On the Reama project website women can find the telephone number of the anti-violence help desk they can contact.
Gender-based violence isn’t a “household problem” that doesn’t concern us; it is a problem related to a cultural system that somehow blames women for the abuse they are subjected to.
Should the victim call the police? Yes! If she feels she can’t do it, she can call a REAMA center and we will call the police. The same for a person who witnesses violent acts: they should call the police because, as I said, it is not a household problem.
The Istanbul Convention also mentions men who are abused. We have made the professional choice not to work with them. My advice to a person who is committing gender-based violence is to contact right away one of the many centers in Italy now dedicated to perpetrators.
Is there a meaningful experience from the REAMA project that you would like to share?
I would like to tell Sabrina’s story. She contacted Pangea in a desperate situation, she had three children and risked being killed.

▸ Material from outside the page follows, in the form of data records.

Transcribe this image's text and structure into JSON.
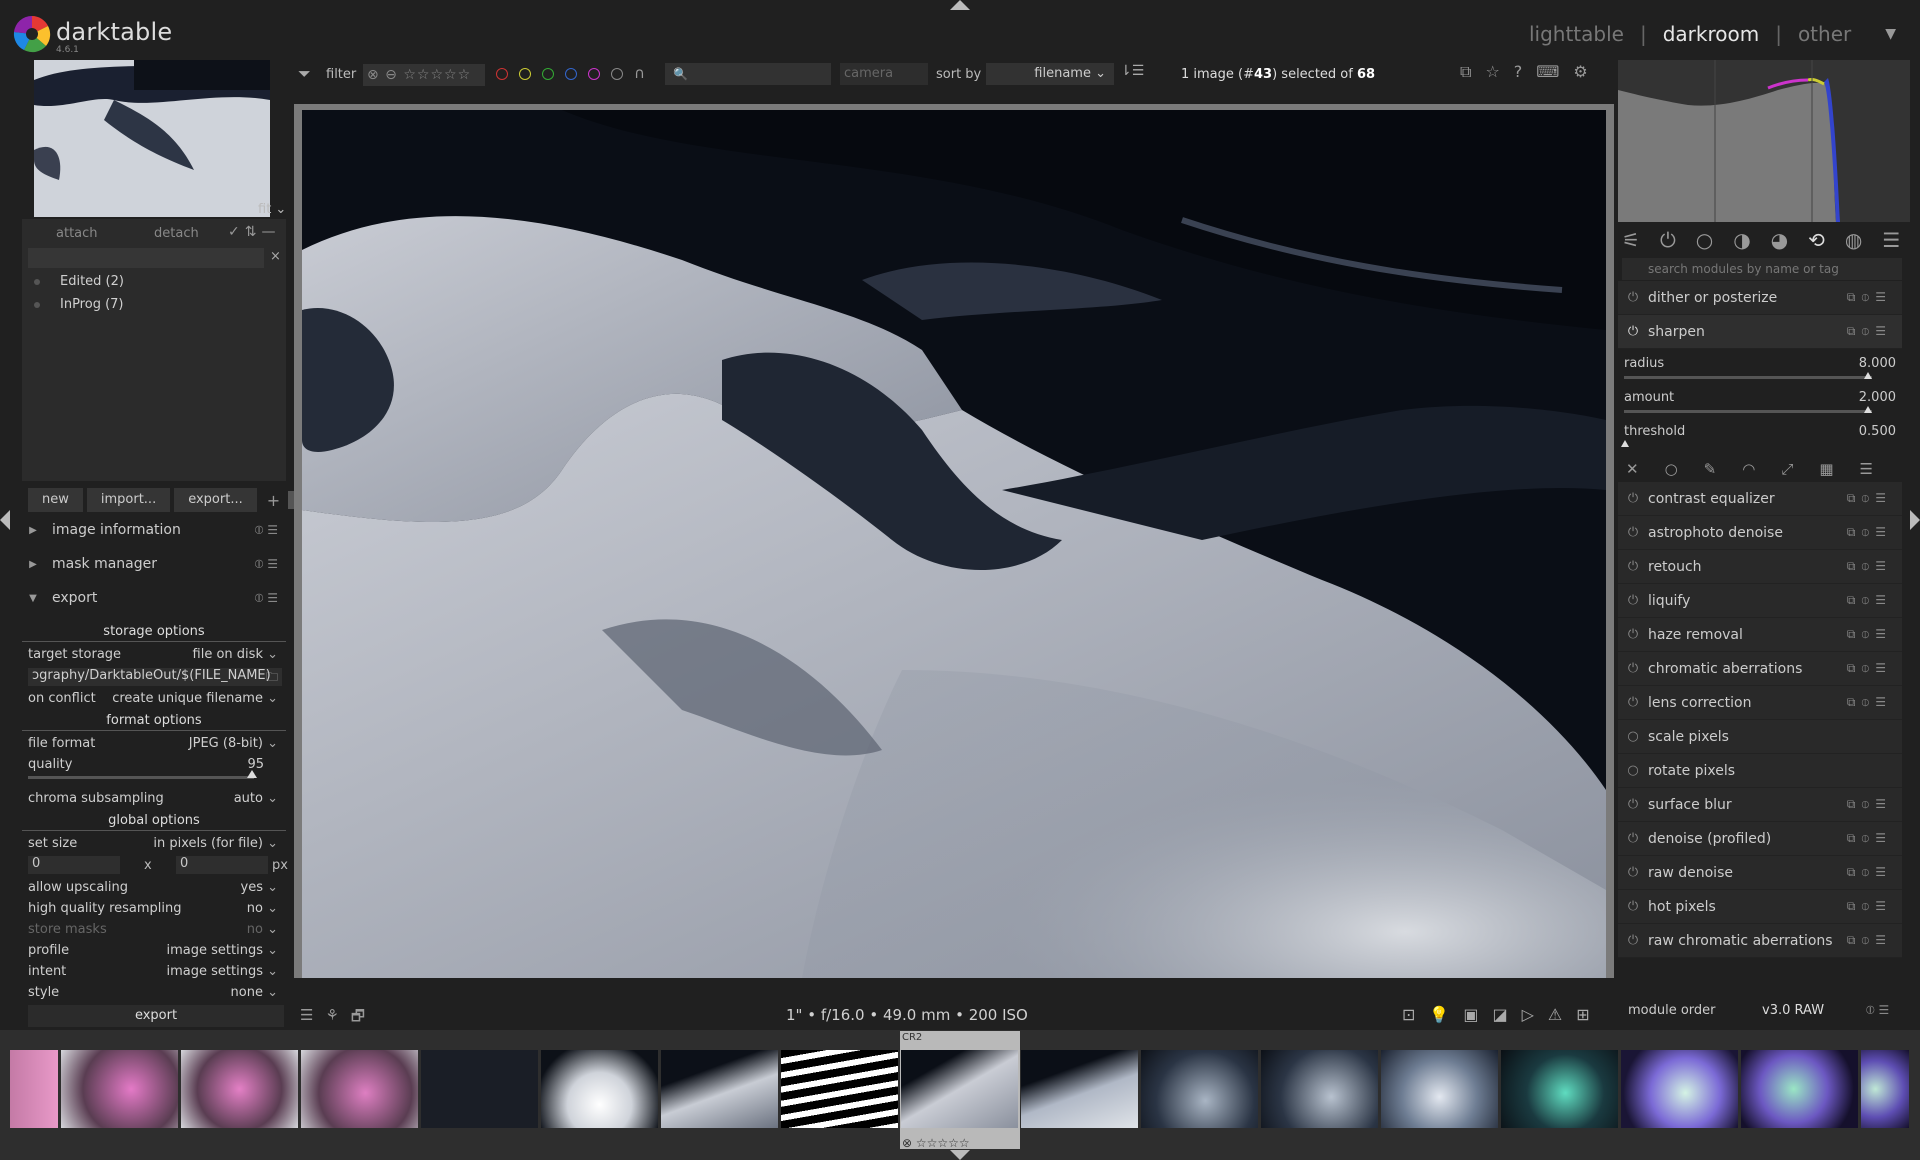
{
  "app": {
    "name": "darktable",
    "version": "4.6.1"
  },
  "views": {
    "lighttable": "lighttable",
    "darkroom": "darkroom",
    "other": "other",
    "sep": "|"
  },
  "navigation": {
    "zoom": "fit"
  },
  "collections": {
    "attach": "attach",
    "detach": "detach",
    "items": [
      {
        "label": "Edited (2)"
      },
      {
        "label": "InProg (7)"
      }
    ]
  },
  "collections_toolbar": {
    "new": "new",
    "import": "import...",
    "export": "export..."
  },
  "left_modules": {
    "image_information": "image information",
    "mask_manager": "mask manager",
    "export": "export"
  },
  "export": {
    "storage_options": "storage options",
    "target_storage_label": "target storage",
    "target_storage": "file on disk",
    "path": "ɔgraphy/DarktableOut/$(FILE_NAME)",
    "on_conflict_label": "on conflict",
    "on_conflict": "create unique filename",
    "format_options": "format options",
    "file_format_label": "file format",
    "file_format": "JPEG (8-bit)",
    "quality_label": "quality",
    "quality": "95",
    "chroma_label": "chroma subsampling",
    "chroma": "auto",
    "global_options": "global options",
    "set_size_label": "set size",
    "set_size": "in pixels (for file)",
    "width": "0",
    "x": "x",
    "height": "0",
    "px": "px",
    "upscaling_label": "allow upscaling",
    "upscaling": "yes",
    "hq_label": "high quality resampling",
    "hq": "no",
    "store_masks_label": "store masks",
    "store_masks": "no",
    "profile_label": "profile",
    "profile": "image settings",
    "intent_label": "intent",
    "intent": "image settings",
    "style_label": "style",
    "style": "none",
    "button": "export"
  },
  "filterbar": {
    "filter": "filter",
    "camera": "camera",
    "sort_by": "sort by",
    "sort_value": "filename",
    "selection_pre": "1 image (#",
    "selection_num": "43",
    "selection_mid": ") selected of ",
    "selection_total": "68"
  },
  "image_info": {
    "exposure": "1\" • f/16.0 • 49.0 mm • 200 ISO"
  },
  "filmstrip": {
    "format": "CR2"
  },
  "right": {
    "search_placeholder": "search modules by name or tag",
    "modules_top": [
      {
        "label": "dither or posterize"
      },
      {
        "label": "sharpen"
      }
    ],
    "sharpen": {
      "radius_label": "radius",
      "radius": "8.000",
      "amount_label": "amount",
      "amount": "2.000",
      "threshold_label": "threshold",
      "threshold": "0.500"
    },
    "modules": [
      {
        "label": "contrast equalizer"
      },
      {
        "label": "astrophoto denoise"
      },
      {
        "label": "retouch"
      },
      {
        "label": "liquify"
      },
      {
        "label": "haze removal"
      },
      {
        "label": "chromatic aberrations"
      },
      {
        "label": "lens correction"
      },
      {
        "label": "scale pixels"
      },
      {
        "label": "rotate pixels"
      },
      {
        "label": "surface blur"
      },
      {
        "label": "denoise (profiled)"
      },
      {
        "label": "raw denoise"
      },
      {
        "label": "hot pixels"
      },
      {
        "label": "raw chromatic aberrations"
      }
    ],
    "module_order_label": "module order",
    "module_order": "v3.0 RAW"
  },
  "colors": {
    "bg": "#202020",
    "panel": "#292929",
    "accent": "#cfcfcf"
  }
}
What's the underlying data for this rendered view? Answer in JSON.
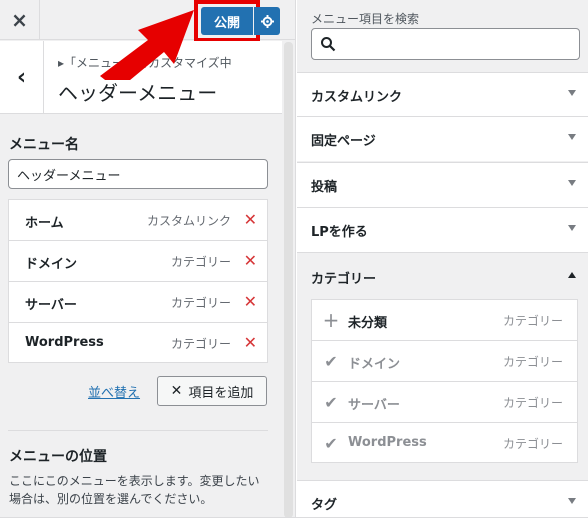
{
  "topbar": {
    "close_label": "×",
    "publish_label": "公開",
    "settings_icon": "gear-icon"
  },
  "section_header": {
    "back_label": "‹",
    "breadcrumb": "▸「メニュー」をカスタマイズ中",
    "title": "ヘッダーメニュー"
  },
  "menu_name": {
    "label": "メニュー名",
    "value": "ヘッダーメニュー"
  },
  "menu_items": [
    {
      "title": "ホーム",
      "type": "カスタムリンク"
    },
    {
      "title": "ドメイン",
      "type": "カテゴリー"
    },
    {
      "title": "サーバー",
      "type": "カテゴリー"
    },
    {
      "title": "WordPress",
      "type": "カテゴリー"
    }
  ],
  "actions": {
    "reorder_label": "並べ替え",
    "add_items_label": "項目を追加"
  },
  "menu_location": {
    "title": "メニューの位置",
    "description": "ここにこのメニューを表示します。変更したい場合は、別の位置を選んでください。"
  },
  "search": {
    "label": "メニュー項目を検索",
    "placeholder": ""
  },
  "accordion": [
    {
      "title": "カスタムリンク"
    },
    {
      "title": "固定ページ"
    },
    {
      "title": "投稿"
    },
    {
      "title": "LPを作る"
    }
  ],
  "categories": {
    "title": "カテゴリー",
    "items": [
      {
        "title": "未分類",
        "type": "カテゴリー",
        "added": false
      },
      {
        "title": "ドメイン",
        "type": "カテゴリー",
        "added": true
      },
      {
        "title": "サーバー",
        "type": "カテゴリー",
        "added": true
      },
      {
        "title": "WordPress",
        "type": "カテゴリー",
        "added": true
      }
    ]
  },
  "tags": {
    "title": "タグ"
  },
  "colors": {
    "accent": "#2271b1",
    "delete": "#d63638",
    "highlight": "#e60000"
  }
}
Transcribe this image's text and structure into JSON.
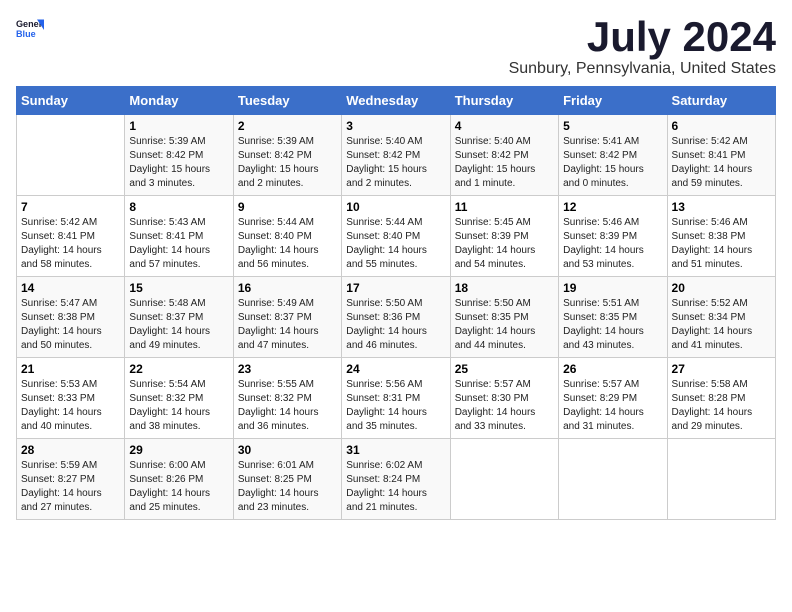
{
  "logo": {
    "general": "General",
    "blue": "Blue"
  },
  "title": {
    "month_year": "July 2024",
    "location": "Sunbury, Pennsylvania, United States"
  },
  "weekdays": [
    "Sunday",
    "Monday",
    "Tuesday",
    "Wednesday",
    "Thursday",
    "Friday",
    "Saturday"
  ],
  "weeks": [
    [
      {
        "day": "",
        "empty": true
      },
      {
        "day": "1",
        "sunrise": "Sunrise: 5:39 AM",
        "sunset": "Sunset: 8:42 PM",
        "daylight": "Daylight: 15 hours and 3 minutes."
      },
      {
        "day": "2",
        "sunrise": "Sunrise: 5:39 AM",
        "sunset": "Sunset: 8:42 PM",
        "daylight": "Daylight: 15 hours and 2 minutes."
      },
      {
        "day": "3",
        "sunrise": "Sunrise: 5:40 AM",
        "sunset": "Sunset: 8:42 PM",
        "daylight": "Daylight: 15 hours and 2 minutes."
      },
      {
        "day": "4",
        "sunrise": "Sunrise: 5:40 AM",
        "sunset": "Sunset: 8:42 PM",
        "daylight": "Daylight: 15 hours and 1 minute."
      },
      {
        "day": "5",
        "sunrise": "Sunrise: 5:41 AM",
        "sunset": "Sunset: 8:42 PM",
        "daylight": "Daylight: 15 hours and 0 minutes."
      },
      {
        "day": "6",
        "sunrise": "Sunrise: 5:42 AM",
        "sunset": "Sunset: 8:41 PM",
        "daylight": "Daylight: 14 hours and 59 minutes."
      }
    ],
    [
      {
        "day": "7",
        "sunrise": "Sunrise: 5:42 AM",
        "sunset": "Sunset: 8:41 PM",
        "daylight": "Daylight: 14 hours and 58 minutes."
      },
      {
        "day": "8",
        "sunrise": "Sunrise: 5:43 AM",
        "sunset": "Sunset: 8:41 PM",
        "daylight": "Daylight: 14 hours and 57 minutes."
      },
      {
        "day": "9",
        "sunrise": "Sunrise: 5:44 AM",
        "sunset": "Sunset: 8:40 PM",
        "daylight": "Daylight: 14 hours and 56 minutes."
      },
      {
        "day": "10",
        "sunrise": "Sunrise: 5:44 AM",
        "sunset": "Sunset: 8:40 PM",
        "daylight": "Daylight: 14 hours and 55 minutes."
      },
      {
        "day": "11",
        "sunrise": "Sunrise: 5:45 AM",
        "sunset": "Sunset: 8:39 PM",
        "daylight": "Daylight: 14 hours and 54 minutes."
      },
      {
        "day": "12",
        "sunrise": "Sunrise: 5:46 AM",
        "sunset": "Sunset: 8:39 PM",
        "daylight": "Daylight: 14 hours and 53 minutes."
      },
      {
        "day": "13",
        "sunrise": "Sunrise: 5:46 AM",
        "sunset": "Sunset: 8:38 PM",
        "daylight": "Daylight: 14 hours and 51 minutes."
      }
    ],
    [
      {
        "day": "14",
        "sunrise": "Sunrise: 5:47 AM",
        "sunset": "Sunset: 8:38 PM",
        "daylight": "Daylight: 14 hours and 50 minutes."
      },
      {
        "day": "15",
        "sunrise": "Sunrise: 5:48 AM",
        "sunset": "Sunset: 8:37 PM",
        "daylight": "Daylight: 14 hours and 49 minutes."
      },
      {
        "day": "16",
        "sunrise": "Sunrise: 5:49 AM",
        "sunset": "Sunset: 8:37 PM",
        "daylight": "Daylight: 14 hours and 47 minutes."
      },
      {
        "day": "17",
        "sunrise": "Sunrise: 5:50 AM",
        "sunset": "Sunset: 8:36 PM",
        "daylight": "Daylight: 14 hours and 46 minutes."
      },
      {
        "day": "18",
        "sunrise": "Sunrise: 5:50 AM",
        "sunset": "Sunset: 8:35 PM",
        "daylight": "Daylight: 14 hours and 44 minutes."
      },
      {
        "day": "19",
        "sunrise": "Sunrise: 5:51 AM",
        "sunset": "Sunset: 8:35 PM",
        "daylight": "Daylight: 14 hours and 43 minutes."
      },
      {
        "day": "20",
        "sunrise": "Sunrise: 5:52 AM",
        "sunset": "Sunset: 8:34 PM",
        "daylight": "Daylight: 14 hours and 41 minutes."
      }
    ],
    [
      {
        "day": "21",
        "sunrise": "Sunrise: 5:53 AM",
        "sunset": "Sunset: 8:33 PM",
        "daylight": "Daylight: 14 hours and 40 minutes."
      },
      {
        "day": "22",
        "sunrise": "Sunrise: 5:54 AM",
        "sunset": "Sunset: 8:32 PM",
        "daylight": "Daylight: 14 hours and 38 minutes."
      },
      {
        "day": "23",
        "sunrise": "Sunrise: 5:55 AM",
        "sunset": "Sunset: 8:32 PM",
        "daylight": "Daylight: 14 hours and 36 minutes."
      },
      {
        "day": "24",
        "sunrise": "Sunrise: 5:56 AM",
        "sunset": "Sunset: 8:31 PM",
        "daylight": "Daylight: 14 hours and 35 minutes."
      },
      {
        "day": "25",
        "sunrise": "Sunrise: 5:57 AM",
        "sunset": "Sunset: 8:30 PM",
        "daylight": "Daylight: 14 hours and 33 minutes."
      },
      {
        "day": "26",
        "sunrise": "Sunrise: 5:57 AM",
        "sunset": "Sunset: 8:29 PM",
        "daylight": "Daylight: 14 hours and 31 minutes."
      },
      {
        "day": "27",
        "sunrise": "Sunrise: 5:58 AM",
        "sunset": "Sunset: 8:28 PM",
        "daylight": "Daylight: 14 hours and 29 minutes."
      }
    ],
    [
      {
        "day": "28",
        "sunrise": "Sunrise: 5:59 AM",
        "sunset": "Sunset: 8:27 PM",
        "daylight": "Daylight: 14 hours and 27 minutes."
      },
      {
        "day": "29",
        "sunrise": "Sunrise: 6:00 AM",
        "sunset": "Sunset: 8:26 PM",
        "daylight": "Daylight: 14 hours and 25 minutes."
      },
      {
        "day": "30",
        "sunrise": "Sunrise: 6:01 AM",
        "sunset": "Sunset: 8:25 PM",
        "daylight": "Daylight: 14 hours and 23 minutes."
      },
      {
        "day": "31",
        "sunrise": "Sunrise: 6:02 AM",
        "sunset": "Sunset: 8:24 PM",
        "daylight": "Daylight: 14 hours and 21 minutes."
      },
      {
        "day": "",
        "empty": true
      },
      {
        "day": "",
        "empty": true
      },
      {
        "day": "",
        "empty": true
      }
    ]
  ]
}
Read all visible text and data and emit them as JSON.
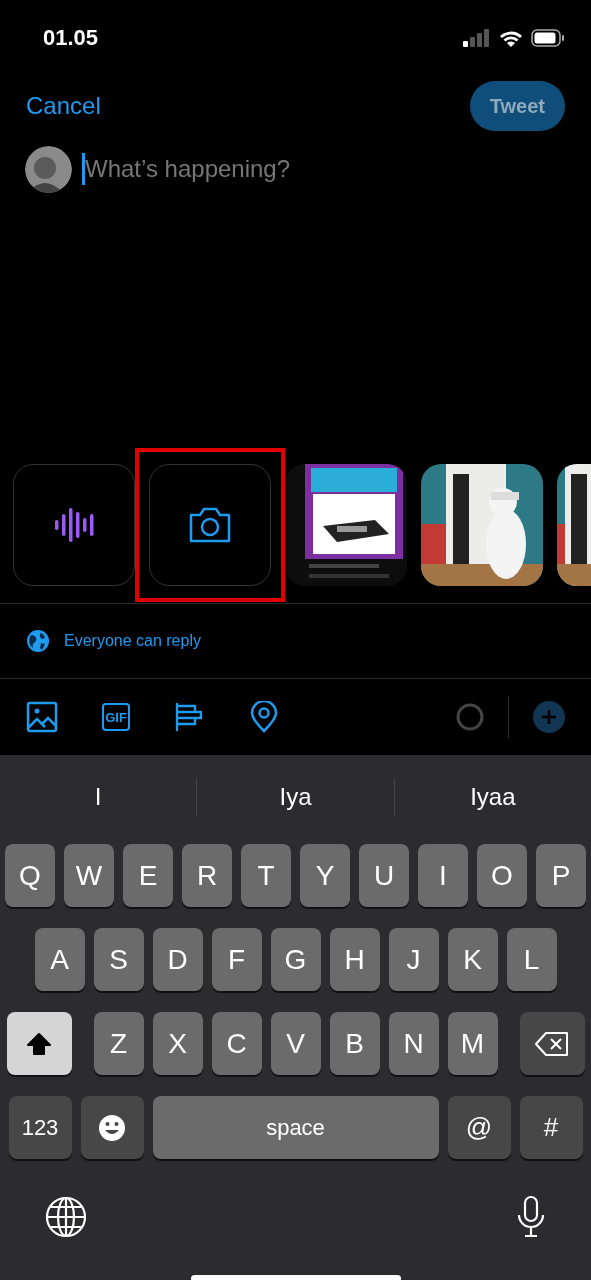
{
  "status_bar": {
    "time": "01.05"
  },
  "header": {
    "cancel": "Cancel",
    "tweet": {
      "label": "Tweet",
      "disabled": true
    }
  },
  "compose": {
    "placeholder": "What’s happening?"
  },
  "media_row": [
    {
      "kind": "voice",
      "highlighted": false
    },
    {
      "kind": "camera",
      "highlighted": true
    },
    {
      "kind": "picture",
      "highlighted": false
    },
    {
      "kind": "picture",
      "highlighted": false
    },
    {
      "kind": "picture",
      "highlighted": false
    }
  ],
  "reply_setting": "Everyone can reply",
  "toolbar": {
    "gif_label": "GIF"
  },
  "keyboard": {
    "suggestions": [
      "I",
      "Iya",
      "Iyaa"
    ],
    "rows": [
      {
        "keys": [
          {
            "kind": "letter",
            "label": "Q"
          },
          {
            "kind": "letter",
            "label": "W"
          },
          {
            "kind": "letter",
            "label": "E"
          },
          {
            "kind": "letter",
            "label": "R"
          },
          {
            "kind": "letter",
            "label": "T"
          },
          {
            "kind": "letter",
            "label": "Y"
          },
          {
            "kind": "letter",
            "label": "U"
          },
          {
            "kind": "letter",
            "label": "I"
          },
          {
            "kind": "letter",
            "label": "O"
          },
          {
            "kind": "letter",
            "label": "P"
          }
        ]
      },
      {
        "keys": [
          {
            "kind": "letter",
            "label": "A"
          },
          {
            "kind": "letter",
            "label": "S"
          },
          {
            "kind": "letter",
            "label": "D"
          },
          {
            "kind": "letter",
            "label": "F"
          },
          {
            "kind": "letter",
            "label": "G"
          },
          {
            "kind": "letter",
            "label": "H"
          },
          {
            "kind": "letter",
            "label": "J"
          },
          {
            "kind": "letter",
            "label": "K"
          },
          {
            "kind": "letter",
            "label": "L"
          }
        ]
      },
      {
        "keys": [
          {
            "kind": "shift",
            "on": true
          },
          {
            "kind": "letter",
            "label": "Z"
          },
          {
            "kind": "letter",
            "label": "X"
          },
          {
            "kind": "letter",
            "label": "C"
          },
          {
            "kind": "letter",
            "label": "V"
          },
          {
            "kind": "letter",
            "label": "B"
          },
          {
            "kind": "letter",
            "label": "N"
          },
          {
            "kind": "letter",
            "label": "M"
          },
          {
            "kind": "backspace"
          }
        ]
      },
      {
        "keys": [
          {
            "kind": "mode",
            "label": "123"
          },
          {
            "kind": "emoji"
          },
          {
            "kind": "space",
            "label": "space"
          },
          {
            "kind": "symbol",
            "label": "@"
          },
          {
            "kind": "symbol",
            "label": "#"
          }
        ]
      }
    ]
  }
}
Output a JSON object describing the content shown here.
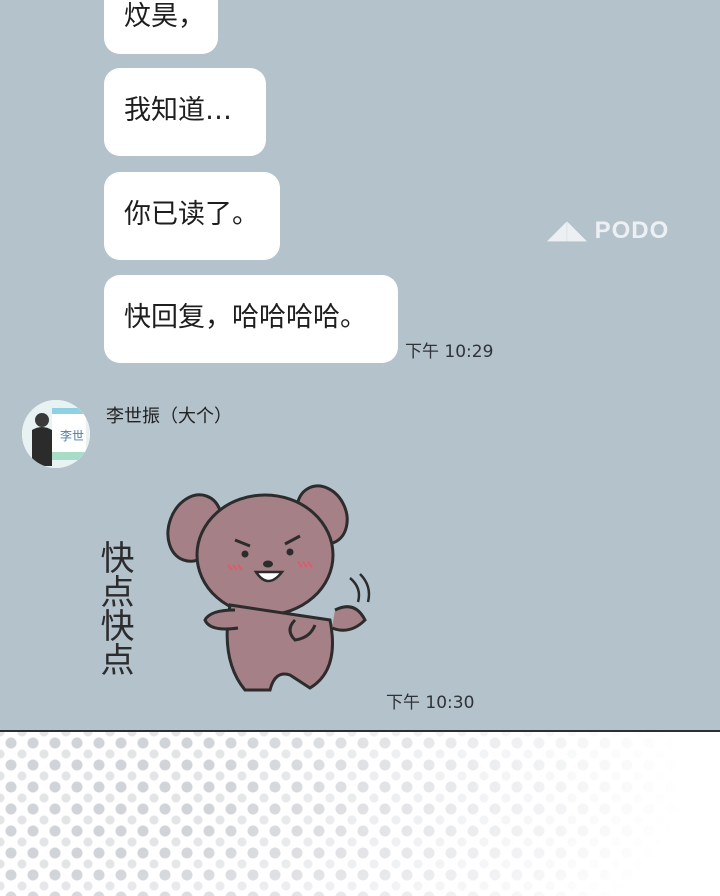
{
  "watermark": "PODO",
  "messages": [
    {
      "text": "炆昊，"
    },
    {
      "text": "我知道…"
    },
    {
      "text": "你已读了。"
    },
    {
      "text": "快回复，哈哈哈哈。",
      "time": "下午 10:29"
    }
  ],
  "incoming": {
    "sender": "李世振（大个）",
    "avatar_text": "李世",
    "sticker_text": "快点快点",
    "time": "下午 10:30"
  },
  "colors": {
    "chat_background": "#b4c2cc",
    "bubble": "#ffffff",
    "sticker_dog": "#a58086"
  }
}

When they arrive at our center, women don’t even have underwear, because when they decide to leave they do it and take nothing with them. Thanks to the 8×1000 funds from the Soka Gakkai financing the REAMA project, we can buy everything they need. People would like to donate things but for us it is important not to take away the dignity of being able to wear a new t-shirt from these women.
A person fleeing needs to find their dignity back. Sabrina did it with us. We immediately went to the police with her. She had two very good female lawyers who were excellent in court. That man was incarcerated and she obtained sole custody of her children. Our work with her was gradual, she stayed with us for almost a year and when she felt ready she became independent. Now Sabrina has an apartment and even the fact that she can pay back the money she borrowed for rent means she’s getting her dignity back.
This year the REAMA project’s goal is to increase the number of anti-violence cent res in the national network (currently including about forty cent res). We survive thanks to fund-raising and without Soka Gakkai’s funds we would have closed the project this year… but something is telling us that a peaceful world can be built. Women’s smiles are our victory!